There’s no excuse in this wonderful new age of information to not know about the places you visit, and how you can lessen your impact on those places. This is stuff like how fragile tundra or cryptobiotic soil is, that fed wildlife is dead wildlife, and about conditions of the lands you travel in. You can’t protect or love an environment you don’t know!
-Reflect on the possible impact of your actions.
I try to be as conscious as I can be about this as small actions have significant consequences. For example, it might not seem like a big deal to set up a tent next to an alpine lake, in a field of wildflowers or to drive off trail just a bit to avoid an obstacle or trailhead parking if full, but these activities have a cascade of harmful effects. Others will do the same, eventually damaging and scarring areas that were once pristine. Then come closures and permits. Don't be lazy. Don't be selfish.

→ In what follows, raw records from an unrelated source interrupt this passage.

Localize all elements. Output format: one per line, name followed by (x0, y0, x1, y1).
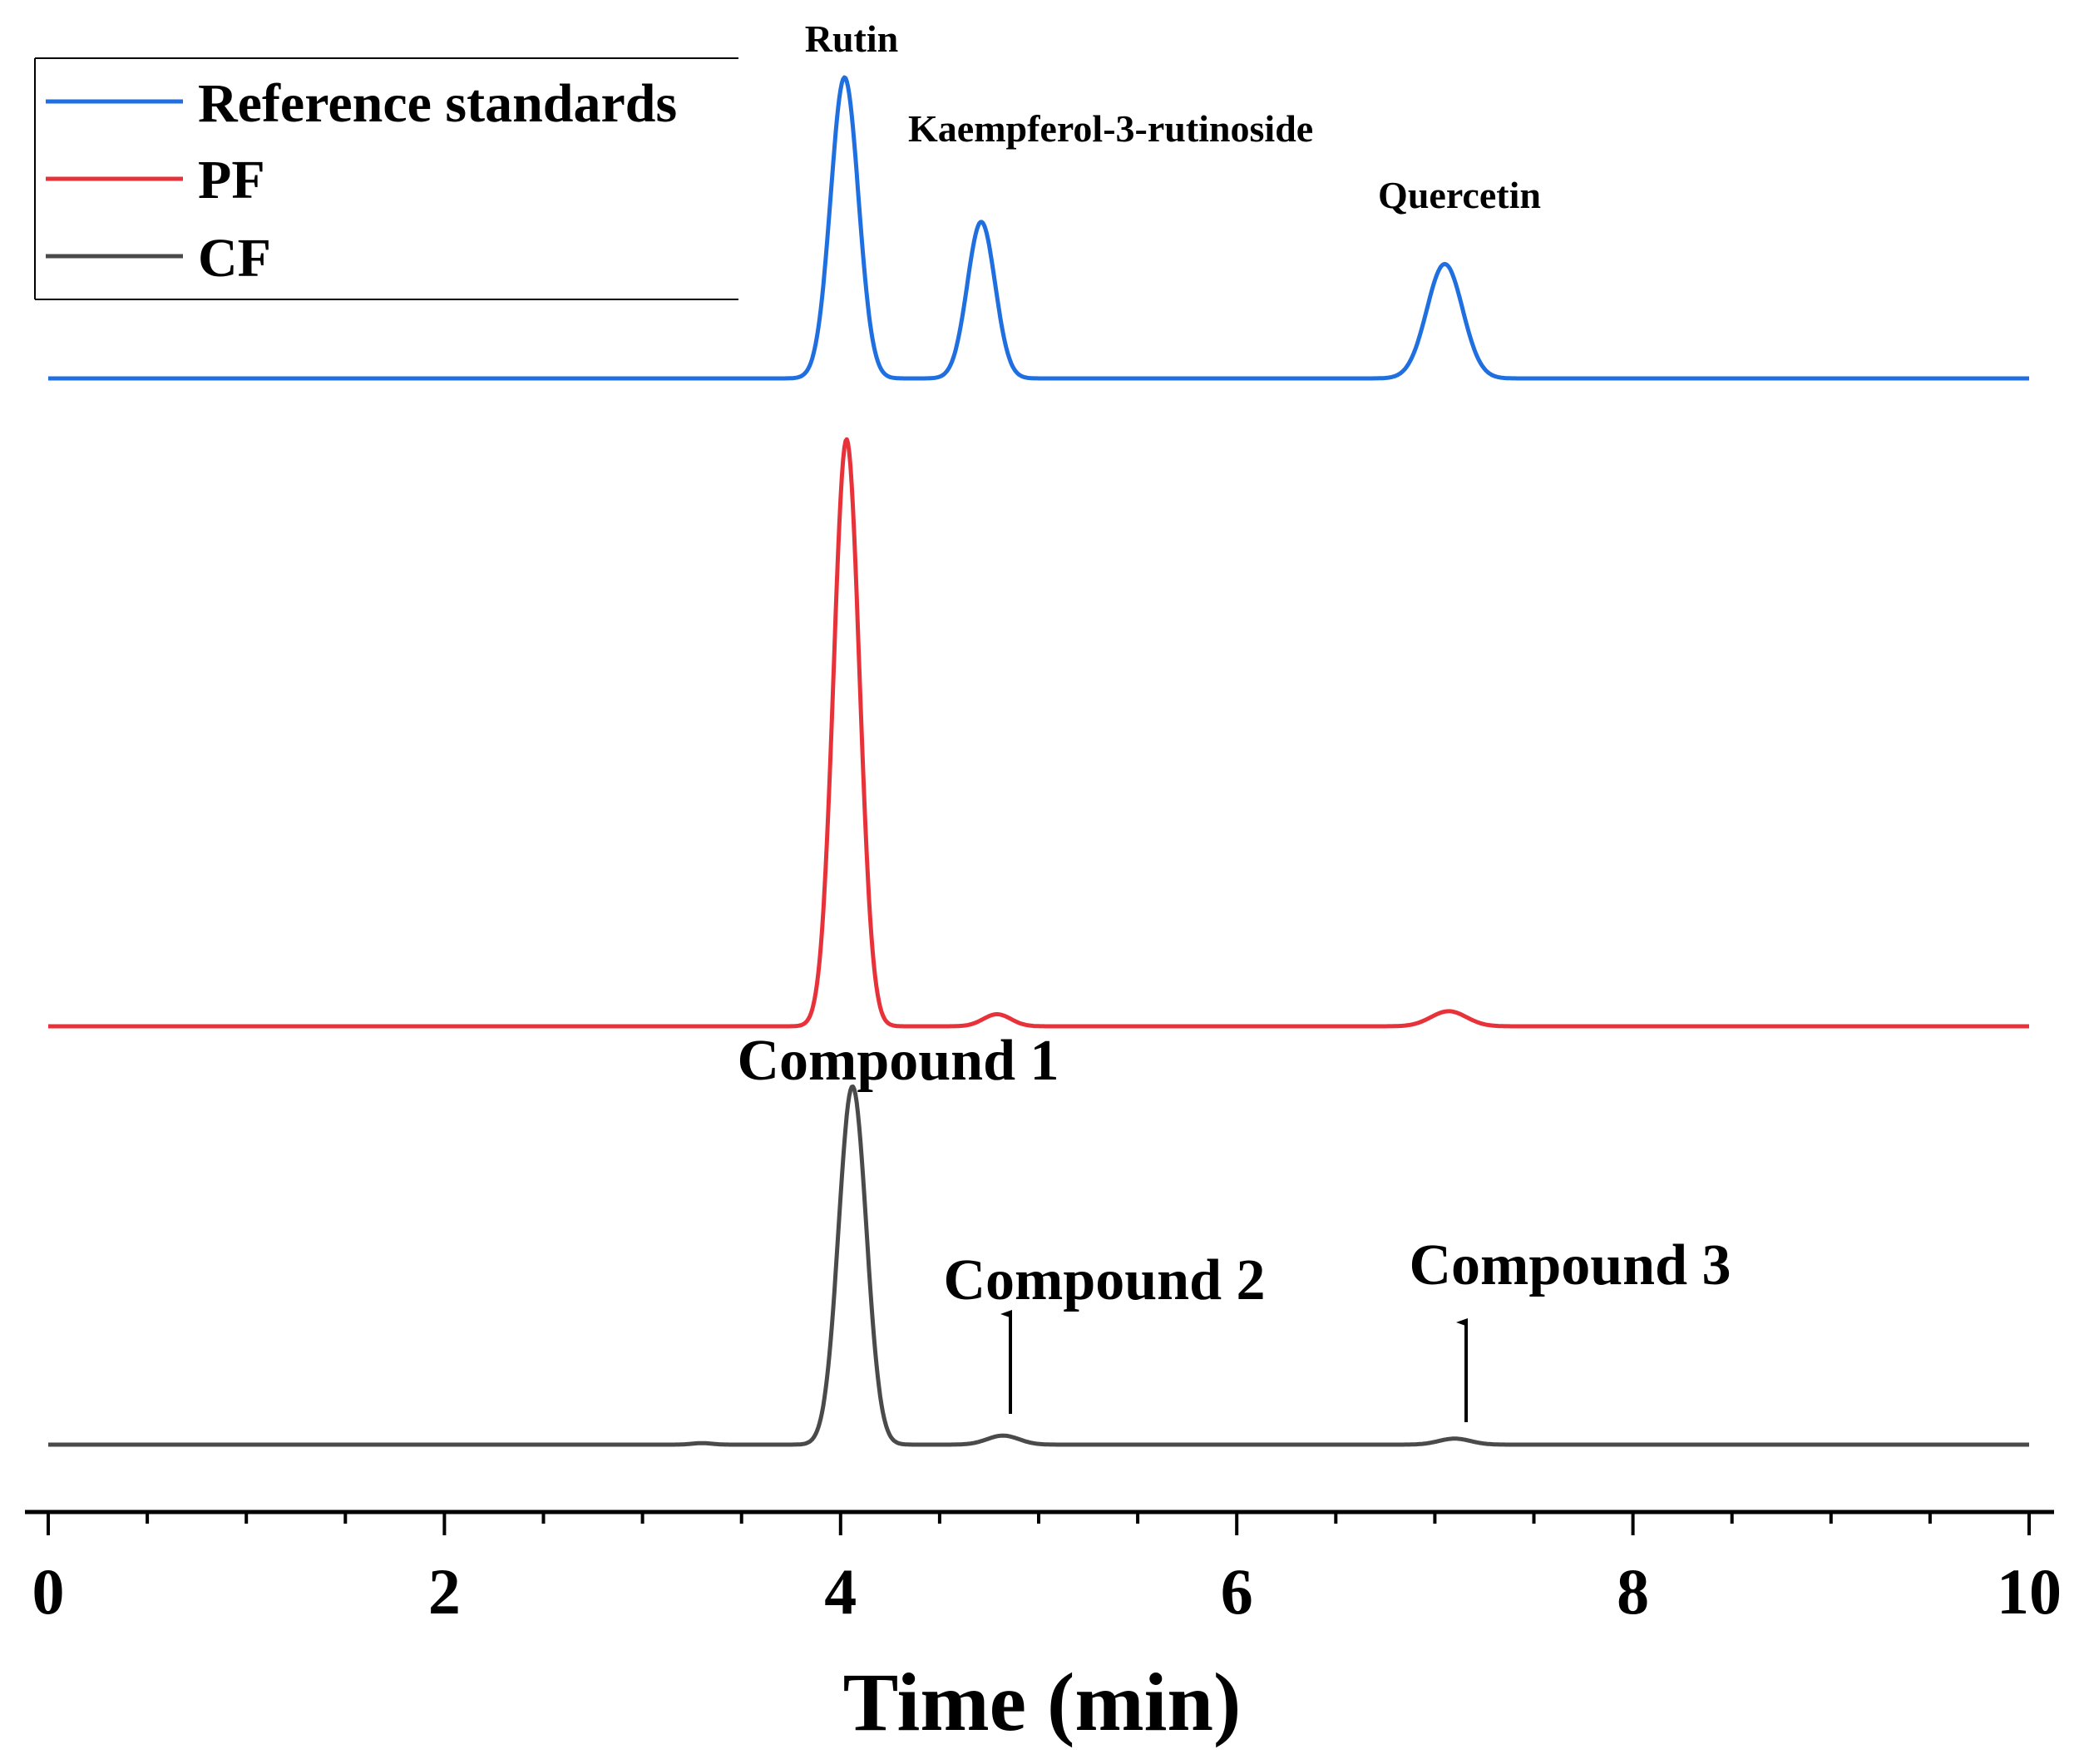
peak-label-kaempferol: Kaempferol-3-rutinoside (908, 107, 1313, 150)
compound-label-3: Compound 3 (1409, 1233, 1731, 1297)
peak-label-rutin: Rutin (805, 17, 898, 60)
x-axis-title: Time (min) (843, 1656, 1242, 1748)
series-line-cf (47, 1085, 2030, 1447)
x-tick-label: 6 (1221, 1555, 1253, 1628)
legend-label-cf: CF (198, 228, 271, 289)
x-tick-label: 8 (1617, 1555, 1649, 1628)
x-tick-label: 0 (32, 1555, 65, 1628)
x-tick-label: 10 (1997, 1555, 2062, 1628)
x-tick-label: 2 (428, 1555, 461, 1628)
series-line-reference (47, 75, 2030, 381)
compound-label-1: Compound 1 (737, 1029, 1059, 1093)
compound-label-2: Compound 2 (943, 1248, 1265, 1312)
legend-label-reference: Reference standards (198, 73, 677, 134)
peak-label-quercetin: Quercetin (1378, 174, 1541, 216)
x-tick-label: 4 (824, 1555, 857, 1628)
series-line-pf (47, 437, 2030, 1029)
legend: Reference standards PF CF (34, 57, 738, 300)
legend-label-pf: PF (198, 150, 265, 210)
x-axis: 0 2 4 6 8 10 (25, 1510, 2062, 1628)
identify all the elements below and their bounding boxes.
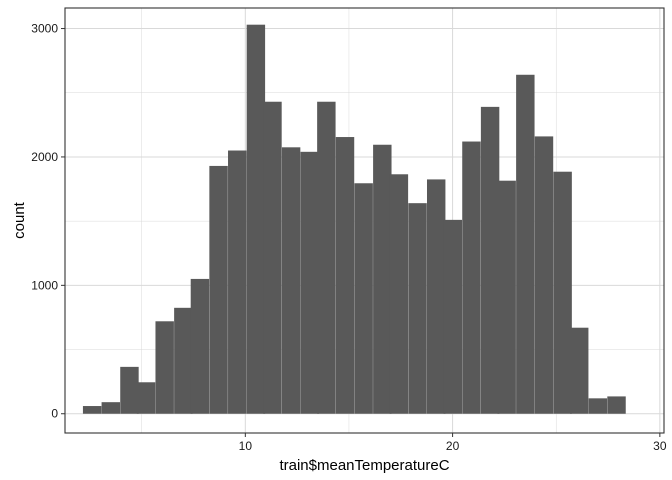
histogram-bar [408,203,427,414]
x-tick-label: 20 [446,439,460,453]
histogram-bar [263,101,282,414]
histogram-bar [246,24,266,414]
histogram-bar [373,144,392,414]
histogram-bar [570,327,589,414]
y-axis-ticks: 0 1000 2000 3000 [31,22,65,421]
x-axis-ticks: 10 20 30 [239,433,667,453]
x-axis-title: train$meanTemperatureC [279,457,449,474]
histogram-bar [136,382,156,414]
histogram-bar [534,136,554,414]
y-tick-label: 3000 [31,22,58,36]
histogram-bar [553,171,572,414]
histogram-bar [354,183,373,414]
histogram-bar [300,151,319,414]
x-tick-label: 10 [239,439,253,453]
histogram-bars [82,24,626,414]
histogram-bar [389,174,409,414]
histogram-bar [426,179,446,414]
histogram-bar [443,219,462,414]
histogram-bar [209,165,228,414]
histogram-bar [497,180,516,414]
histogram-bar [228,150,247,414]
histogram-bar [174,307,193,414]
panel-border [64,7,665,434]
histogram-bar [462,141,481,414]
histogram-bar [101,402,121,414]
histogram-bar [480,106,500,414]
histogram-bar [588,398,608,414]
histogram-bar [190,278,210,414]
histogram-bar [281,147,301,414]
histogram-bar [317,101,336,414]
histogram-bar [120,366,139,414]
histogram-bar [155,321,174,414]
histogram-bar [82,406,102,414]
histogram-bar [335,137,355,414]
x-tick-label: 30 [653,439,667,453]
y-axis-title: count [11,201,28,239]
y-tick-label: 0 [51,407,58,421]
y-tick-label: 1000 [31,278,58,292]
histogram-bar [516,74,535,414]
histogram-bar [607,396,626,414]
y-tick-label: 2000 [31,150,58,164]
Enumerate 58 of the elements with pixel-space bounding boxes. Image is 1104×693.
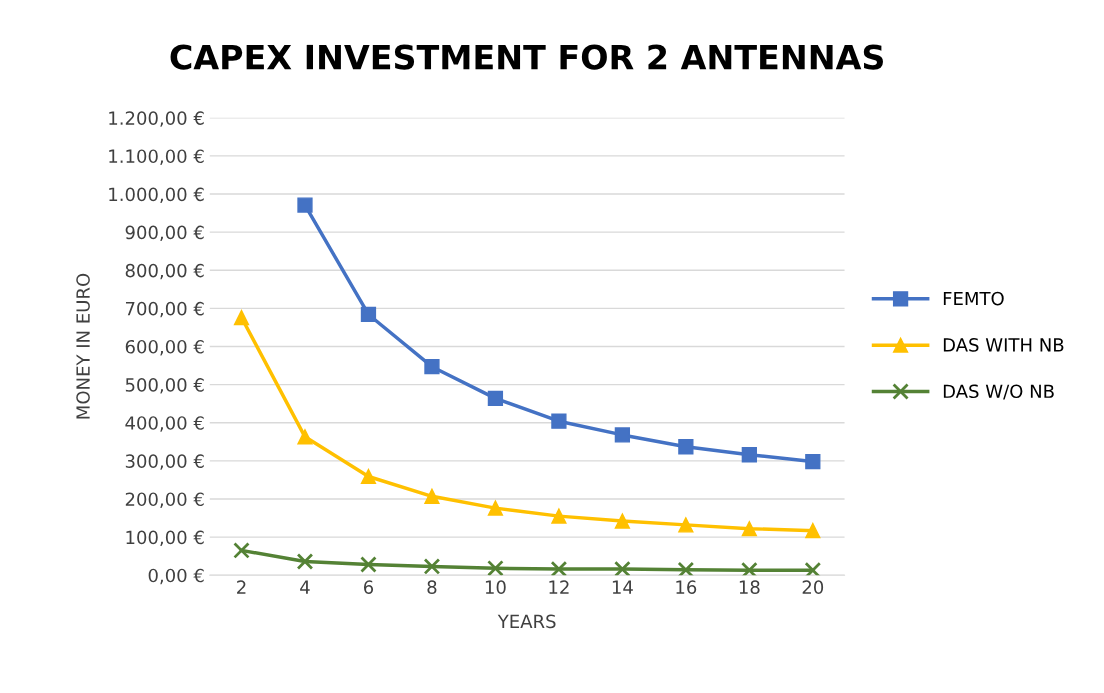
- point: [741, 561, 758, 576]
- y-tick-label: 1.200,00 €: [109, 111, 204, 127]
- point: [297, 197, 313, 213]
- point: [805, 453, 821, 470]
- point: [360, 468, 377, 485]
- y-tick-label: 100,00 €: [126, 530, 204, 547]
- y-tick-label: 1.000,00 €: [109, 187, 204, 203]
- x-tick-label: 6: [363, 580, 374, 595]
- y-tick-label: 200,00 €: [125, 492, 204, 508]
- y-tick-label: 1.100,00 €: [109, 149, 204, 165]
- x-tick-label: 16: [676, 580, 697, 595]
- legend-label: DAS W/O NB: [943, 384, 1054, 400]
- legend-label: DAS WITH NB: [943, 338, 1064, 352]
- point: [614, 513, 631, 529]
- point: [805, 522, 821, 539]
- point: [233, 309, 250, 326]
- y-tick-label: 600,00 €: [125, 339, 204, 356]
- point: [487, 559, 504, 576]
- y-tick-label: 500,00 €: [125, 378, 204, 394]
- point: [487, 390, 504, 406]
- x-tick-label: 12: [549, 580, 569, 594]
- point: [424, 359, 440, 375]
- point: [233, 542, 250, 559]
- y-tick-label: 300,00 €: [125, 454, 204, 470]
- x-tick-label: 10: [485, 580, 506, 595]
- point: [360, 306, 377, 323]
- y-tick-label: 800,00 €: [125, 263, 204, 280]
- point: [678, 517, 694, 533]
- x-tick-label: 2: [237, 580, 246, 594]
- point: [741, 521, 757, 537]
- point: [678, 439, 694, 455]
- y-tick-label: 400,00 €: [125, 416, 204, 432]
- point: [487, 500, 504, 516]
- point: [551, 508, 567, 524]
- legend-label: FEMTO: [943, 291, 1004, 306]
- chart-title: CAPEX INVESTMENT FOR 2 ANTENNAS: [170, 44, 883, 70]
- point: [614, 427, 631, 443]
- point: [424, 488, 440, 504]
- y-tick-label: 700,00 €: [125, 301, 204, 318]
- x-tick-label: 18: [739, 580, 760, 595]
- point: [804, 561, 822, 576]
- x-tick-label: 4: [300, 580, 310, 594]
- x-axis-title: YEARS: [497, 614, 556, 629]
- point: [741, 447, 757, 463]
- point: [614, 560, 631, 576]
- x-tick-label: 20: [802, 580, 824, 595]
- y-axis-title: MONEY IN EURO: [76, 273, 90, 419]
- point: [551, 413, 567, 429]
- y-tick-label: 900,00 €: [125, 225, 204, 242]
- point: [423, 558, 441, 575]
- x-tick-label: 8: [427, 580, 437, 595]
- point: [550, 560, 568, 576]
- point: [677, 561, 695, 576]
- x-tick-label: 14: [612, 580, 633, 594]
- point: [297, 429, 313, 445]
- y-tick-label: 0,00 €: [148, 568, 204, 585]
- point: [360, 556, 377, 573]
- point: [296, 553, 314, 570]
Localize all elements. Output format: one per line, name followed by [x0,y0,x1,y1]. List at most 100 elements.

Another one is I don’t chase or bait animals. No photo is worth causing stress to an animal, so if they are uncomfortable I leave them be. Baiting or feeding animals is illegal, leads to habituation, and a wildlife officer's bullet. Do not do it, and take precautions to avoid accidentally leaving trash or other attractants out. If you don't take these precautions, you are directly responsible for their deaths.
-Use discretion if sharing locations.
Unfortunately, in this wonderful new age of information a beautiful fragile place can be overrun with unknowing or uncaring crowds of people nearly overnight. I do apologize for being prickly about this, but I’ve seen too many of my favorite places irreparably changed and damaged to share locations beyond what I’ve already provided.
This is especially true for wildlife. Please do not ask me share locations of where I see anything. All wildlife deserves to be wild, free, unhabituated, and to live a life that’s not a trophy or attraction.
-Know and Follow Rules and Regulations
We live in a society, and yes, nature does have rules. No camping means you don’t camp there. Road closed signs are there for a reason. Speed limits apply, yes even on dirt roads. Feeding of any wildlife is illegal. Take or alter nothing from archaeological sites. While it seems easy to ignore, others will too. Then we have less places to camp, scarred landscapes, trodden vegetation, wildlife killed after they become habituated to people, and empty outdoor museums of stolen history. We can prevent this.
-Always follow Leave No Trace principles and strive to leave places better than you found them.
If you’re wanting to explore nature, these principles and ethics should be the first thing you learn! I cannot stress this enough. These places are fragile and need to be protected and cared for. This starts with us and our actions in nature.
For vehicle specific principles check out
-Actively promote and educate others about these principles.
Thanks for reading. Please follow and share these principles to take care of these places of unparalleled beauty, and leave them as they are for all time. These places are all of ours, and it's up to us alone to protect them.